In this week's Think Tank, Simon Guerrier called for a major reform of the rail network including renationalisation, the re-opening of branch lines and the ending of interminable on-train announcements. Here is how you reacted.
I loved Simon Guerrier's article and applaud almost every word. However, my own experience is that the condition of trains is certainly better since privatisation and shows up the way in which British Rail was starved of capital investment for so long.
Talk of opening up Beeching's axed lines has remained just that, with one glorious exception. The Robin Hood line from Nottingham to Worksop re-opened 12 years ago after a seemingly endless campaign by local authorities and interest groups, almost from the day it closed. The result? A full service, needing more and bigger trains.
Competition for railway franchises has shown that the big guns do want to run trains, and people want to use them.

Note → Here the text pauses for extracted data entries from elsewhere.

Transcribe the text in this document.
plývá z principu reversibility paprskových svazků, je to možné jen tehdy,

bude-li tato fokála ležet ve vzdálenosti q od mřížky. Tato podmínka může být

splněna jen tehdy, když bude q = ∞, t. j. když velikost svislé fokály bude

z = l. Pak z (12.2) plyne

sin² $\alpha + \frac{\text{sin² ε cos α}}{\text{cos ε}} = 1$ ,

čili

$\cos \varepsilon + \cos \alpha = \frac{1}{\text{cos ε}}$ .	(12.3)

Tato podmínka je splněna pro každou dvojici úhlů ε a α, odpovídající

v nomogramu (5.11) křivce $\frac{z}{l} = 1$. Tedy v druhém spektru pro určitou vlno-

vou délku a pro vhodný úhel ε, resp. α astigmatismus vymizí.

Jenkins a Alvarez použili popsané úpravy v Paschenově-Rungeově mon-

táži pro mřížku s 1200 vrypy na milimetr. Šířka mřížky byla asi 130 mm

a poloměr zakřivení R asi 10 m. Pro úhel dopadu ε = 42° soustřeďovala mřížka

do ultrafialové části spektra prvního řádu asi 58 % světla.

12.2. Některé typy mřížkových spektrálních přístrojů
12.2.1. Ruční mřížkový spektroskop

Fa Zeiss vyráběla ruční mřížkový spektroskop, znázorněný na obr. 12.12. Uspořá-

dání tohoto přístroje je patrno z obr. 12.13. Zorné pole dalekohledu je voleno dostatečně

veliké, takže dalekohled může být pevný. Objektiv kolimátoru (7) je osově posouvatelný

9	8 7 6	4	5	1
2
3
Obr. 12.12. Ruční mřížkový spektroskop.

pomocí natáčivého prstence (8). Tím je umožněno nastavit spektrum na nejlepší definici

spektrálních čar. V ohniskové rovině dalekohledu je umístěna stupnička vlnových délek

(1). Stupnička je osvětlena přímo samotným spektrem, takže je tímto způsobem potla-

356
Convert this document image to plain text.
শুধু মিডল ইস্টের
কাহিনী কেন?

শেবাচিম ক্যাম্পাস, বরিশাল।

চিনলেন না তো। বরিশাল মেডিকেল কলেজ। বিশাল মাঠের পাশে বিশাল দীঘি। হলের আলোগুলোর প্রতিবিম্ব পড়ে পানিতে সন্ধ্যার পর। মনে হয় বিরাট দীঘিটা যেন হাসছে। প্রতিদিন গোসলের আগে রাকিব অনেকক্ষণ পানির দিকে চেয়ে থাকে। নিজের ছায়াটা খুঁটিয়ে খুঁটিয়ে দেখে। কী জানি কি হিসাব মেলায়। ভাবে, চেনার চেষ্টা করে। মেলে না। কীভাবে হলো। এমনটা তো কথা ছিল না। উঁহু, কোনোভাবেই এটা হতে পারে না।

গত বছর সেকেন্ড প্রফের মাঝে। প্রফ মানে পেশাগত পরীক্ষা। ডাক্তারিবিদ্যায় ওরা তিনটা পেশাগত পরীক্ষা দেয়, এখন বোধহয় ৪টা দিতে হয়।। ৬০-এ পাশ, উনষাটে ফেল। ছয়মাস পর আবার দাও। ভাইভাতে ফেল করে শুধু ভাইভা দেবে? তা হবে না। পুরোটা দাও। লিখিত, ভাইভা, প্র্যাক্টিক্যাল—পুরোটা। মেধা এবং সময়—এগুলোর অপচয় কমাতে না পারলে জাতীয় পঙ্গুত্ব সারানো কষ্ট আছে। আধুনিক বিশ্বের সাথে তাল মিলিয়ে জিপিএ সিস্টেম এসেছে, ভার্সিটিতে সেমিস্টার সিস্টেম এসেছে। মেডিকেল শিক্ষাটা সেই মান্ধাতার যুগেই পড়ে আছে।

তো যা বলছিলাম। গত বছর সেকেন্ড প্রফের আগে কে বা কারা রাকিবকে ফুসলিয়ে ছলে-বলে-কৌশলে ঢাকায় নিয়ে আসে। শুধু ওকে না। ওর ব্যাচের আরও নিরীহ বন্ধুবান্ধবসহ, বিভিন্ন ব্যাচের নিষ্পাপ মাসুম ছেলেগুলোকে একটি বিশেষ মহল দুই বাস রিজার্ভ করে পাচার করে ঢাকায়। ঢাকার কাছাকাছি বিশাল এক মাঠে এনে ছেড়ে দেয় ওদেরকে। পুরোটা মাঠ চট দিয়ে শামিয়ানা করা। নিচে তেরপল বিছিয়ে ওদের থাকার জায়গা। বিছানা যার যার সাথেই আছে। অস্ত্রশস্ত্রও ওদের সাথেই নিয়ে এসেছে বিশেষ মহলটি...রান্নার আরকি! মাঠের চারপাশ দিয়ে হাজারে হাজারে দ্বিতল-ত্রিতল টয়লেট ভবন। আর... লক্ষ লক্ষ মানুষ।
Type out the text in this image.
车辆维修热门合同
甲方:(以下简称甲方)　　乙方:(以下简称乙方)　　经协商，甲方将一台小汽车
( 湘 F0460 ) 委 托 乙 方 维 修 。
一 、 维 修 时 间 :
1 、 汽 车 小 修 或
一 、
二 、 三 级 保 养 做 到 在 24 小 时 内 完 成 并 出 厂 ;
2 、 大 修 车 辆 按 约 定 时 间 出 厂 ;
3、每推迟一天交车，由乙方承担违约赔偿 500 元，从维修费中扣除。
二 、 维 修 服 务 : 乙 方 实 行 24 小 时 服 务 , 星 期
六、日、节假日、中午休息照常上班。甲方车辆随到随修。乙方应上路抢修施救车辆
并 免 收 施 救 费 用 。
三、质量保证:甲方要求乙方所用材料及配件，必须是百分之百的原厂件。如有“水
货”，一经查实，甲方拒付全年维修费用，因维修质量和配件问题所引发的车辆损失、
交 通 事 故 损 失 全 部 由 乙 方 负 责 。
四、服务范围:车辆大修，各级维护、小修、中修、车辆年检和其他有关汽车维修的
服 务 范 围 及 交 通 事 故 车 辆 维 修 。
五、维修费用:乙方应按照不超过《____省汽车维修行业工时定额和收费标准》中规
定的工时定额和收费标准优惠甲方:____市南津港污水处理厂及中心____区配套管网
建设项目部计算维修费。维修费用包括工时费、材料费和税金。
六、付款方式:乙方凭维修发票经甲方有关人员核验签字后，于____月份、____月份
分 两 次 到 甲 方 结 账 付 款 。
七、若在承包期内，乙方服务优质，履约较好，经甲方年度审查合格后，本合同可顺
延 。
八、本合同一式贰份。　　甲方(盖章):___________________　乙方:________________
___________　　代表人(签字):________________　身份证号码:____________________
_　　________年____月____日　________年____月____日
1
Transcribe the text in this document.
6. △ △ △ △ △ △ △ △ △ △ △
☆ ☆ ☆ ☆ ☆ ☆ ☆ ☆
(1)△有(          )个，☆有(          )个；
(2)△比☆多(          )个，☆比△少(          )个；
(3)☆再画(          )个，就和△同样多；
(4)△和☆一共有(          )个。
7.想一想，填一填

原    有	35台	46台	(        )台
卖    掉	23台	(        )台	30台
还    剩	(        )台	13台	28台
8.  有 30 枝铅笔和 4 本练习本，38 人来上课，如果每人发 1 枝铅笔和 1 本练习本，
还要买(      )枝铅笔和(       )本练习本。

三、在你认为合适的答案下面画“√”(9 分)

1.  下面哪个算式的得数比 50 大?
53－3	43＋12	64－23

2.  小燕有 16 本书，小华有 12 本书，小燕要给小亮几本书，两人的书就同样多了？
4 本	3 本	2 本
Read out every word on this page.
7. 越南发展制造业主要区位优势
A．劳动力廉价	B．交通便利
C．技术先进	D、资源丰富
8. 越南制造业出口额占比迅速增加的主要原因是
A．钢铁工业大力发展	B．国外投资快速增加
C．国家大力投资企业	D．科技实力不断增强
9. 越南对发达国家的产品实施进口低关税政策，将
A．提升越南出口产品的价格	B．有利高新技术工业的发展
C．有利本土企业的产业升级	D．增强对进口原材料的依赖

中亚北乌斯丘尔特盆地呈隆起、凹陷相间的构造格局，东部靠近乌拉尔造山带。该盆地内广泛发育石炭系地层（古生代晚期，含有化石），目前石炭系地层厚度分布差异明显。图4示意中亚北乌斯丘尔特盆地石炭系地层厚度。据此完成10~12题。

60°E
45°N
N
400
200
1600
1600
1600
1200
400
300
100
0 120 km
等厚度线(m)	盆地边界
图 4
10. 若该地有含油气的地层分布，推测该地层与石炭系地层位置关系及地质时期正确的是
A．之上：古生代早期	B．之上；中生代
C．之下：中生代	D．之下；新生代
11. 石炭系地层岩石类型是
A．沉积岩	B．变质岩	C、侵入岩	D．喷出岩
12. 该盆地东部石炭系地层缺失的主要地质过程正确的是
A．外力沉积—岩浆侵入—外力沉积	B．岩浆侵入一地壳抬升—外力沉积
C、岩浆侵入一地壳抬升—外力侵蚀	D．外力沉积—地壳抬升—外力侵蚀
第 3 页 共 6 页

If I were a member of the government I'd like to be remembered for a lasting contribution. Railways should be built to serve communities forever. Who will remember the instigator of the Millennium Dome or the M74 in 100 years?
Steve Gilbert, Sheffield, by e-mail.
What is about the UK that we have to renationalise everything to make it work? It costs more, employs more and has low efficiency.
Tony Lewis, Ayrshire, on The Herald website.
As if First ScotRail's long-distance one-size-fits-all trains weren't bad enough, the company inflicts torture-by-Tannoy on us passengers squeezed into cramped accommodation.
I'm writing this on the 0842 from Inverness to Aberdeen today (Wed, Dec 5), and we have just arrived in Forres. There have already been 10 interminable announcements telling us to mind the gap, what the next station is and where we're bound. At this rate, in a two-and-a-half hour, 100-mile journey, we may yet reach treble figures. Twice we've had "This is . . ." Then silence, followed by: "This train is for Aberdeen". Most of the announcements are recorded, interspersed with some by train staff. All are preceded by a bing-bong that actually aurally hurts.
Arrival last night in Inverness was marked by: "We are now approaching Inverness, where this train terminates. The next stop is Anniesland". No, honestly, I'm not making this up.
Rail staff nickname the recorded female announcer "Sonia". As in, 'son yir nerves.
Gordon Casely, Aberdeen, by e-mail.
I recently flew from Cardiff to Glasgow. A one-hour trip in a slightly roomier sardine can, at a smidgen over half the price of eight hours on a train.
Environmentally unsound, I concede, but I lack the wherewithal to subsidise the planet by £50 a trip, I'm afraid. There's one thing I'd do to make our railways cleaner, roomier, cheaper and faster; ask just about every other country in the civilised world how they managed it.
Rob Stradling, Cardiff, on the website.
To Mr Stradling in Cardiff: have you been on a train in the US recently? I'd definitely say my experience with British trains was a good deal better than on this side of the Atlantic. That is not to say they are without faults, merely that for this "country in the civilised world," they were an improvement.
Leslie McMurtry, Albuquerque, New Mexico, on the website.
We now pay much more in subsidies as a nation than we did when the railways were nationalised.
I agree that more people are travelling by train than under the final days of the nationalised railways but the private companies are also skimming profits off their operation. It would certainly be cheaper simply to pay the train-operating companies the money they pay in dividends to shareholders - and use the remaining money from ticket sales and subsidies to provide an effective service; re-nationalisation is the obvious answer.
I note that John Gummer, the Conservative MP, has suggested that the Government should stop airlines providing services between Manchester and London. Apparently passengers should be forced to use already overcrowded and expensive rail services. This would create an effective public transport monopoly.
I think that there are many lessons that can be learned from the air industry. Airlines, like rail and bus companies, do not pay VAT on their fuel and yet provide a service that is usually more reliable, comfortable, interesting and often cheaper than the national rail services.
Jonathan Challis, Manchester, on the website.